The federal government says we do such a poor job operating prisons here in California, they have taken away our right to do so in a couple of areas. So many inmates die needlessly in our prisons (one every week), the feds say, that it constitutes cruel and unusual punishment. Medical care, the feds tell us, is so bad they have to take it over and tell us how to do it. And part of doing that threatens to add billions of dollars more to our prison costs. Coming up with that kind of money just tightens the bonds of our own incarceration. Adding a little razor wire to the already electrified fences is a federal government order to reduce the total prison population by around 25%. So, not only are we trapped in our own prisons, but it feels as if the guards don’t really like us.
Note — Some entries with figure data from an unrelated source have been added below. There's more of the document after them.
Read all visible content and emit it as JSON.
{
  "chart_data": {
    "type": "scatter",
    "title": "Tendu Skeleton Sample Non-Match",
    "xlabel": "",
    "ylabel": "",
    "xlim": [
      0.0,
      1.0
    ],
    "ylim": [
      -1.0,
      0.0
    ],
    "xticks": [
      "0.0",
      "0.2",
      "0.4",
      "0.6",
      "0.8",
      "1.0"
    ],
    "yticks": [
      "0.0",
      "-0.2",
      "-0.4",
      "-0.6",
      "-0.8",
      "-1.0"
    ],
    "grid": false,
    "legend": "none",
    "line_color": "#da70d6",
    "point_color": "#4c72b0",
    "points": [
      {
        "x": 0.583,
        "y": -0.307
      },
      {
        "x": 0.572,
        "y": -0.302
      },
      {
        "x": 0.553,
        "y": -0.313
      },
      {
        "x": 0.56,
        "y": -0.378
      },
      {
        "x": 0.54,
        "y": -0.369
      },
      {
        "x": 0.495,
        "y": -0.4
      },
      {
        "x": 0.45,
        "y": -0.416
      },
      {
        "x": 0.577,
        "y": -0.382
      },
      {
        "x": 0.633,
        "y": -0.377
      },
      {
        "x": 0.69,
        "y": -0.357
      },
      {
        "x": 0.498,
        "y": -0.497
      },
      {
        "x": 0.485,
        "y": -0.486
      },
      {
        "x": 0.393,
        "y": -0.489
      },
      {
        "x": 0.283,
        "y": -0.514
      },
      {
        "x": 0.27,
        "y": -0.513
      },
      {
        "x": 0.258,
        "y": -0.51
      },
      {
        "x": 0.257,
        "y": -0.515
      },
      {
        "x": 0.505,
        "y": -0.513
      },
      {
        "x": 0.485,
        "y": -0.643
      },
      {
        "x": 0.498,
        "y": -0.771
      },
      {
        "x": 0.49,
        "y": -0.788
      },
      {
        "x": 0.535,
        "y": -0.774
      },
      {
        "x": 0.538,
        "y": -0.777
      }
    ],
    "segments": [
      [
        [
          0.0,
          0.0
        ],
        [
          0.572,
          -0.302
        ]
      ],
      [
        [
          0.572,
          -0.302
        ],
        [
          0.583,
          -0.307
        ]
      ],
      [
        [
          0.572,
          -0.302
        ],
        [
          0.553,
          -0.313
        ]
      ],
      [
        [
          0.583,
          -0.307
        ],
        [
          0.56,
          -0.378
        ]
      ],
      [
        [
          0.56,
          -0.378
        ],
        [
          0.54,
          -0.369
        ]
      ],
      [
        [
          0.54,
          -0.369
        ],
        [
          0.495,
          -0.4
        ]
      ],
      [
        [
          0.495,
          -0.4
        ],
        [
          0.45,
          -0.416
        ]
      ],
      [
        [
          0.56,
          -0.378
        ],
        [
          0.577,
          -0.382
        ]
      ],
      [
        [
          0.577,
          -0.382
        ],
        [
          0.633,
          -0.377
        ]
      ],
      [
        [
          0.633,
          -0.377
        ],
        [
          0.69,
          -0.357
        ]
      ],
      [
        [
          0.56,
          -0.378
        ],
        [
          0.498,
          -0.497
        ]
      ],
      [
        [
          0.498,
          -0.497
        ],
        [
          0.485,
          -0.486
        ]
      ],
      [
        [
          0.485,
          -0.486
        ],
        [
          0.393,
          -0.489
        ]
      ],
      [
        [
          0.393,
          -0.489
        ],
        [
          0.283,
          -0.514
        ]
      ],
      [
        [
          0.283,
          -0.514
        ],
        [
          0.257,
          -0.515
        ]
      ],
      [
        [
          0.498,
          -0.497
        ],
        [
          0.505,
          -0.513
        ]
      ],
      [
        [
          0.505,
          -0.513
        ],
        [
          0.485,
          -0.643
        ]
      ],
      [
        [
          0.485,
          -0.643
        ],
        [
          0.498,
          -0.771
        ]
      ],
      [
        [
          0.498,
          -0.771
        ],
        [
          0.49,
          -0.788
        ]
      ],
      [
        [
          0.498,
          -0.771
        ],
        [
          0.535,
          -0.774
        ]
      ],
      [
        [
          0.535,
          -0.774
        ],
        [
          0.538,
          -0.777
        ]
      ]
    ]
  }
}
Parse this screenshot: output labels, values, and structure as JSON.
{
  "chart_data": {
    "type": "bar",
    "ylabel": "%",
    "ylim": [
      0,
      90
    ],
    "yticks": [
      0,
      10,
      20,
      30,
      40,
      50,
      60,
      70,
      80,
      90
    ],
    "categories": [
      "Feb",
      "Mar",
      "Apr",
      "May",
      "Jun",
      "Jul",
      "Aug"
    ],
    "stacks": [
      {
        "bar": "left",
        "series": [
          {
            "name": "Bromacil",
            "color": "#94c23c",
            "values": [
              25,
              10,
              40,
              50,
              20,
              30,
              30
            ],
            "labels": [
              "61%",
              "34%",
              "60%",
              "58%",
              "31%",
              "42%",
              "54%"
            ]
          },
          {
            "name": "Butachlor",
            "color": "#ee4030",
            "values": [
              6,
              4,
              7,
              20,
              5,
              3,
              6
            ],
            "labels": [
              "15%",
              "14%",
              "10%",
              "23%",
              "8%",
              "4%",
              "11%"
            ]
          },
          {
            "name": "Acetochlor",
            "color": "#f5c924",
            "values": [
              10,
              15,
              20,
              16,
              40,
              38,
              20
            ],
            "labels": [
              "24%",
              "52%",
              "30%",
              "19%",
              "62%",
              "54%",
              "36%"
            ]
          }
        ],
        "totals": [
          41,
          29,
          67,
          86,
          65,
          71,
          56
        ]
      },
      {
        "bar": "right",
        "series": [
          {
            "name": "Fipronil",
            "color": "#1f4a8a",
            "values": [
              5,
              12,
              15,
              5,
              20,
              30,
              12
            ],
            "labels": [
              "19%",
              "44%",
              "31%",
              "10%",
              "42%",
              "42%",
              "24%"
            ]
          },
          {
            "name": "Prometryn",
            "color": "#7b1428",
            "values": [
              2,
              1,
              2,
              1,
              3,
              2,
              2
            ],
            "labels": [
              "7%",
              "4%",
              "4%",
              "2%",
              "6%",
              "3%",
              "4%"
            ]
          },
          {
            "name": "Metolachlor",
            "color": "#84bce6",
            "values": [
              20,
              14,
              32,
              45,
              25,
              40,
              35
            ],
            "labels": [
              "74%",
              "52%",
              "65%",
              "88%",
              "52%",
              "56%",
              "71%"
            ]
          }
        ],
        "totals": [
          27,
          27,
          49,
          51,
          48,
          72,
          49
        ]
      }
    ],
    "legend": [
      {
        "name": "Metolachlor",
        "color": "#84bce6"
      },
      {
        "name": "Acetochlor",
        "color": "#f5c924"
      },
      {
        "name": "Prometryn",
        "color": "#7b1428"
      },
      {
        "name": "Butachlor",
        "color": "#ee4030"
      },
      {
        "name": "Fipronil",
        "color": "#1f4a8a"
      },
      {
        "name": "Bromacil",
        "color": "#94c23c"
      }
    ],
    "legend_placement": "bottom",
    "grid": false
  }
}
As citizens here in California who pay the bills for prisons, we are actually worse off than most of the prisoners whose freedom we take away. Almost all inmates can look forward to a day when they will leave the prison and taste something of freedom. Most have release dates, and well over 100,000 are released every year. On the other hand, those of us who pay the bills, and would appear to be free, can look forward to no date when our burden is removed, no time when we can reclaim the percentage of freedom we had as recently as 1975. Hope, it seems is denied us.
In the movie, The Shawshank Redemption, the Andy Dufresne inmate character writes to the ‘Red’ Redding inmate character, “Hope is a good thing, maybe the best of things. And no good thing ever dies.” If that’s true, the prisons of California and their policies and politics have robbed the citizens of hope, and that is truly a bad thing.